Clear and Plain Reading of the 1996 Florida Uniform Permanent Impairment Rating Schedule
An approach that employs a clear and plain reading of the guides militates toward a much different, and higher, rating. The initial step in this approach requires a reading of the introductory paragraph of the first subsection of the Musculoskeletal — The Spine section, “Evaluation of the Spine.” The last paragraph of this three-paragraph introduction reads: “After determination of the impairment from a spinal disorder has been obtained that value must be combined with the appropriate value of residual objective signs for ankylosis, and spinal cord and/or spinal nerve injury.”14 It is, thus, clear that the guides contemplate that an injured worker should obtain a rating for ankylosis, and possibly for any spinal nerve injuries, in addition to a rating for a disorder of the spine.

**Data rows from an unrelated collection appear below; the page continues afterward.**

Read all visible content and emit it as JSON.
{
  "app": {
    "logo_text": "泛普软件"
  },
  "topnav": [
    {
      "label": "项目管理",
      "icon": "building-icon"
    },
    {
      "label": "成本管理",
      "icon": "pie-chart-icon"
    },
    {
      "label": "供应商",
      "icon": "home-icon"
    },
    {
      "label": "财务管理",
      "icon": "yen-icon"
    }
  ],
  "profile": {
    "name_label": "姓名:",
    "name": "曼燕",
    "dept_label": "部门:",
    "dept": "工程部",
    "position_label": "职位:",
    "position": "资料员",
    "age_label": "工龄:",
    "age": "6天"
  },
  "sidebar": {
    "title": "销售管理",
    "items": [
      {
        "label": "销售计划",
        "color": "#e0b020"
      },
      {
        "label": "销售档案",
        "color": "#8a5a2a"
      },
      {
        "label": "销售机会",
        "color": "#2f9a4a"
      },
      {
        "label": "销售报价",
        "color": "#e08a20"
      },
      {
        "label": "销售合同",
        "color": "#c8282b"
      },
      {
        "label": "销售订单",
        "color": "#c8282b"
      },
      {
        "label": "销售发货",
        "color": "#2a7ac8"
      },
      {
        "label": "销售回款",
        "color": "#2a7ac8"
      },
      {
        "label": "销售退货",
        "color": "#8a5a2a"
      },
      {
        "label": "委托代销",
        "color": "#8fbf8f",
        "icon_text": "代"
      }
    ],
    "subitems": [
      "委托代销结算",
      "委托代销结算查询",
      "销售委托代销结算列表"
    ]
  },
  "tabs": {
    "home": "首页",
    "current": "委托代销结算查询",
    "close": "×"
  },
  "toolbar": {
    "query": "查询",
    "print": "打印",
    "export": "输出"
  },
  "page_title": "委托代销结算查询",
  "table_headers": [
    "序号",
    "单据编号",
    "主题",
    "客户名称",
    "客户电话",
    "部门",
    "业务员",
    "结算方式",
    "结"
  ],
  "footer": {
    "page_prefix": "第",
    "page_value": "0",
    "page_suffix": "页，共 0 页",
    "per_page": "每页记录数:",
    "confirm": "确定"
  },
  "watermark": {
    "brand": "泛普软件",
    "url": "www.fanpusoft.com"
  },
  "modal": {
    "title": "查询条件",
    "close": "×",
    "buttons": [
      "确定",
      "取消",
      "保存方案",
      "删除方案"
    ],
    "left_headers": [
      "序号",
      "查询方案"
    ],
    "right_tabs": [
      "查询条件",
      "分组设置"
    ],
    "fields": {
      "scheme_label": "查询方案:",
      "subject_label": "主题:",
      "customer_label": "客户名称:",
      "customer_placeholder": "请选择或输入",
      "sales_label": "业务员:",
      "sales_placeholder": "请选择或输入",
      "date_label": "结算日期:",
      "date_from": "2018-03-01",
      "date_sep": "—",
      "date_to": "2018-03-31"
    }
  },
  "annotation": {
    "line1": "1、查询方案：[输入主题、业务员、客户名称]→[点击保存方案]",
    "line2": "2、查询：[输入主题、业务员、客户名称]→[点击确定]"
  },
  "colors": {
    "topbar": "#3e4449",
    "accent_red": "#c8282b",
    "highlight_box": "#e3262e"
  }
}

As if the paragraph discussed above was not sufficiently clear and plain, the guides address the additional rating criteria again. In our hypothetical, when the spine specialist correctly used no. 5 of the section, “Intervertebral Disc or Other Soft Tissue Lesions,” the specialist should have observed two asterisks in the first sentence: “Surgically treated disc lesion with or without objective finding** neurological.”15 The two asterisks refer to a sentence directly below this section that reads as follows: “**If there are no residuals, there are no values to be combined with these numbers. With objective neurologic findings, the neurologic impairment must be rated in accordance with [§]5 of this [g]uide.”16 Again, the guides clearly and plainly mandate that if residuals exist, the residuals must be rated and then combined with the ratings for the specific disorder of the spine.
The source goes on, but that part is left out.